Our laboratory investigates sources of anthropogenic contaminants into the environment, environmental exposure or contamination, ecological implications, and the effectiveness of different mitigation strategies. Although the majority of our work revolves around plastic debris and associated additive chemicals, we also work on other anthropogenic stressors including climate change, road salt, and flame retardants.

Sources, pathways and exposure of anthropogenic contaminants 

In our laboratory, one of our research objectives is to determine and quantify the sources and fate of anthropogenic contaminants in freshwater and marine habitats. We also measure environmental concentrations so that we can better understand exposure in wildlife and humans. Current and ongoing projects include measuring the sources and sinks of microplastics into urban watersheds across North America and in the Eastern Canadian Arctic; measuring road salt, PAHs and tire dust in local Toronto streams; measuring microplastics in local aquatic wildlife, sportfish and drinking water; examining the fate of microplastics in individual animals and in food webs; and examining plastic debris as a source of chemicals to aquatic habitats and wildlife.

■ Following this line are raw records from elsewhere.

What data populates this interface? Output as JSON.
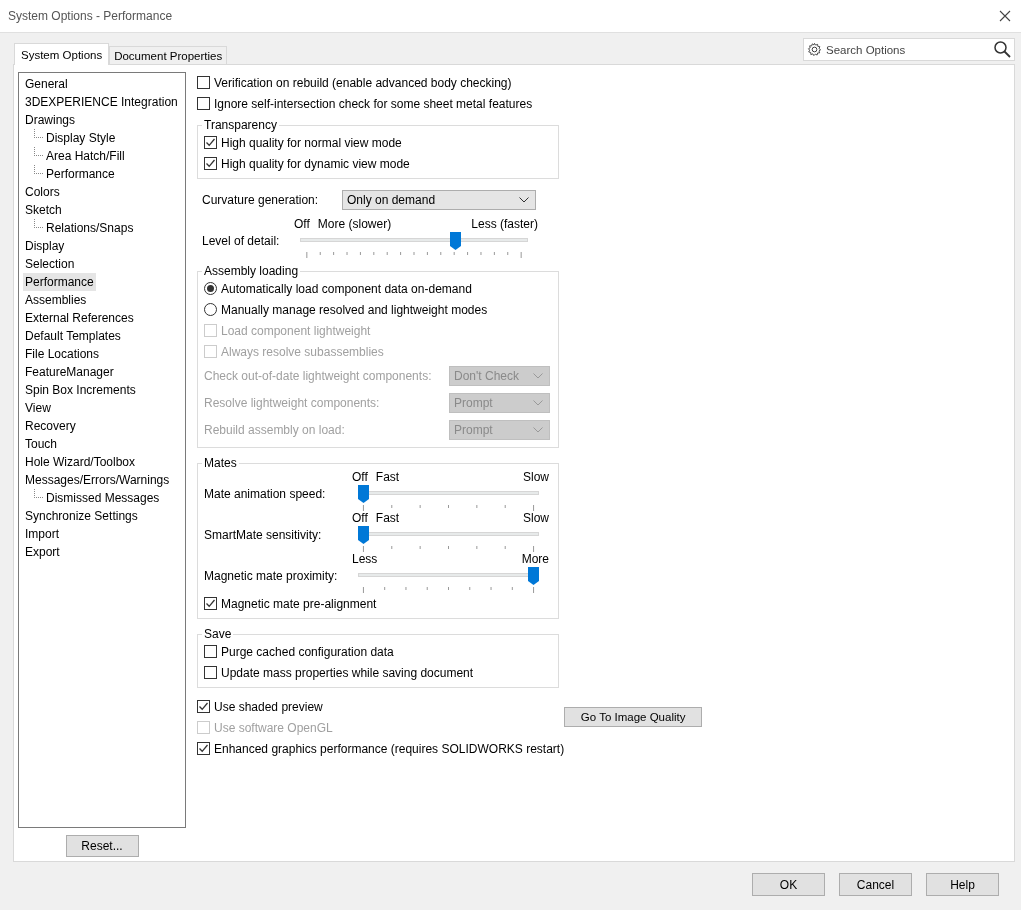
{
  "window": {
    "title": "System Options - Performance"
  },
  "tabs": [
    {
      "label": "System Options",
      "selected": true
    },
    {
      "label": "Document Properties",
      "selected": false
    }
  ],
  "search": {
    "placeholder": "Search Options"
  },
  "sidebar": {
    "items": [
      {
        "label": "General",
        "selected": false
      },
      {
        "label": "3DEXPERIENCE Integration",
        "selected": false
      },
      {
        "label": "Drawings",
        "selected": false,
        "children": [
          {
            "label": "Display Style",
            "selected": false
          },
          {
            "label": "Area Hatch/Fill",
            "selected": false
          },
          {
            "label": "Performance",
            "selected": false
          }
        ]
      },
      {
        "label": "Colors",
        "selected": false
      },
      {
        "label": "Sketch",
        "selected": false,
        "children": [
          {
            "label": "Relations/Snaps",
            "selected": false
          }
        ]
      },
      {
        "label": "Display",
        "selected": false
      },
      {
        "label": "Selection",
        "selected": false
      },
      {
        "label": "Performance",
        "selected": true
      },
      {
        "label": "Assemblies",
        "selected": false
      },
      {
        "label": "External References",
        "selected": false
      },
      {
        "label": "Default Templates",
        "selected": false
      },
      {
        "label": "File Locations",
        "selected": false
      },
      {
        "label": "FeatureManager",
        "selected": false
      },
      {
        "label": "Spin Box Increments",
        "selected": false
      },
      {
        "label": "View",
        "selected": false
      },
      {
        "label": "Recovery",
        "selected": false
      },
      {
        "label": "Touch",
        "selected": false
      },
      {
        "label": "Hole Wizard/Toolbox",
        "selected": false
      },
      {
        "label": "Messages/Errors/Warnings",
        "selected": false,
        "children": [
          {
            "label": "Dismissed Messages",
            "selected": false
          }
        ]
      },
      {
        "label": "Synchronize Settings",
        "selected": false
      },
      {
        "label": "Import",
        "selected": false
      },
      {
        "label": "Export",
        "selected": false
      }
    ],
    "reset_button": "Reset..."
  },
  "content": [
    {
      "kind": "checkbox",
      "label": "Verification on rebuild (enable advanced body checking)",
      "checked": false,
      "disabled": false
    },
    {
      "kind": "checkbox",
      "label": "Ignore self-intersection check for some sheet metal features",
      "checked": false,
      "disabled": false
    },
    {
      "kind": "group",
      "title": "Transparency",
      "items": [
        {
          "kind": "checkbox",
          "label": "High quality for normal view mode",
          "checked": true,
          "disabled": false
        },
        {
          "kind": "checkbox",
          "label": "High quality for dynamic view mode",
          "checked": true,
          "disabled": false
        }
      ]
    },
    {
      "kind": "dropdown",
      "label": "Curvature generation:",
      "value": "Only on demand",
      "disabled": false
    },
    {
      "kind": "slider",
      "label": "Level of detail:",
      "scale": [
        "Off",
        "More (slower)",
        "Less (faster)"
      ],
      "level": 0.69
    },
    {
      "kind": "group",
      "title": "Assembly loading",
      "items": [
        {
          "kind": "radio",
          "label": "Automatically load component data on-demand",
          "selected": true
        },
        {
          "kind": "radio",
          "label": "Manually manage resolved and lightweight modes",
          "selected": false
        },
        {
          "kind": "checkbox",
          "label": "Load component lightweight",
          "checked": false,
          "disabled": true
        },
        {
          "kind": "checkbox",
          "label": "Always resolve subassemblies",
          "checked": false,
          "disabled": true
        },
        {
          "kind": "dropdown",
          "label": "Check out-of-date lightweight components:",
          "value": "Don't Check",
          "disabled": true
        },
        {
          "kind": "dropdown",
          "label": "Resolve lightweight components:",
          "value": "Prompt",
          "disabled": true
        },
        {
          "kind": "dropdown",
          "label": "Rebuild assembly on load:",
          "value": "Prompt",
          "disabled": true
        }
      ]
    },
    {
      "kind": "group",
      "title": "Mates",
      "items": [
        {
          "kind": "slider",
          "label": "Mate animation speed:",
          "scale": [
            "Off",
            "Fast",
            "Slow"
          ],
          "level": 0
        },
        {
          "kind": "slider",
          "label": "SmartMate sensitivity:",
          "scale": [
            "Off",
            "Fast",
            "Slow"
          ],
          "level": 0
        },
        {
          "kind": "slider",
          "label": "Magnetic mate proximity:",
          "scale": [
            "Less",
            "More"
          ],
          "level": 1
        },
        {
          "kind": "checkbox",
          "label": "Magnetic mate pre-alignment",
          "checked": true,
          "disabled": false
        }
      ]
    },
    {
      "kind": "group",
      "title": "Save",
      "items": [
        {
          "kind": "checkbox",
          "label": "Purge cached configuration data",
          "checked": false,
          "disabled": false
        },
        {
          "kind": "checkbox",
          "label": "Update mass properties while saving document",
          "checked": false,
          "disabled": false
        }
      ]
    }
  ],
  "graphics": {
    "checkboxes": [
      {
        "label": "Use shaded preview",
        "checked": true,
        "disabled": false
      },
      {
        "label": "Use software OpenGL",
        "checked": false,
        "disabled": true
      },
      {
        "label": "Enhanced graphics performance (requires SOLIDWORKS restart)",
        "checked": true,
        "disabled": false
      }
    ],
    "button": "Go To Image Quality"
  },
  "buttons": [
    "OK",
    "Cancel",
    "Help"
  ]
}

Ecological implications of anthropogenic stressors

One of our main objectives is to test hypotheses about the ecological effects of contaminants alone and in mixtures. We conduct research to understand the mechanisms of impact and how contaminants affect individual organisms, populations, communities and ecosystems. Current and ongoing projects include analyzing the weight of the scientific evidence regarding impacts of plastic debris to wildlife, measuring ecologically relevant impacts of microplastic debris, road salt, and climate change (alone and in combination) in laboratory experiments under environmentally relevant exposure scenarios, and observational experiments in the field to help determine how individual and combined stressors impact ecological populations and communities.

Method Development to Quantify and Characterize Microplastics

Because measuring microplastics in environmental samples is not always easy, we also work on method development to improve extraction, quantification and identification techniques. Some of what we do includes work to reduce the limit of detection for microplasitcs, building spectral libraries relevant to microplastics, and helping inform field sampling and laboratory analyses for governments and agencies. You can find open-access resources here.

Applying Science to Policy

We believe that policies and management strategies should be informed by science. We conduct research that measures the effectiveness of different proposed mitigation strategies, particularly for preventing plastic debris or cleaning up plastic pollution from the environment.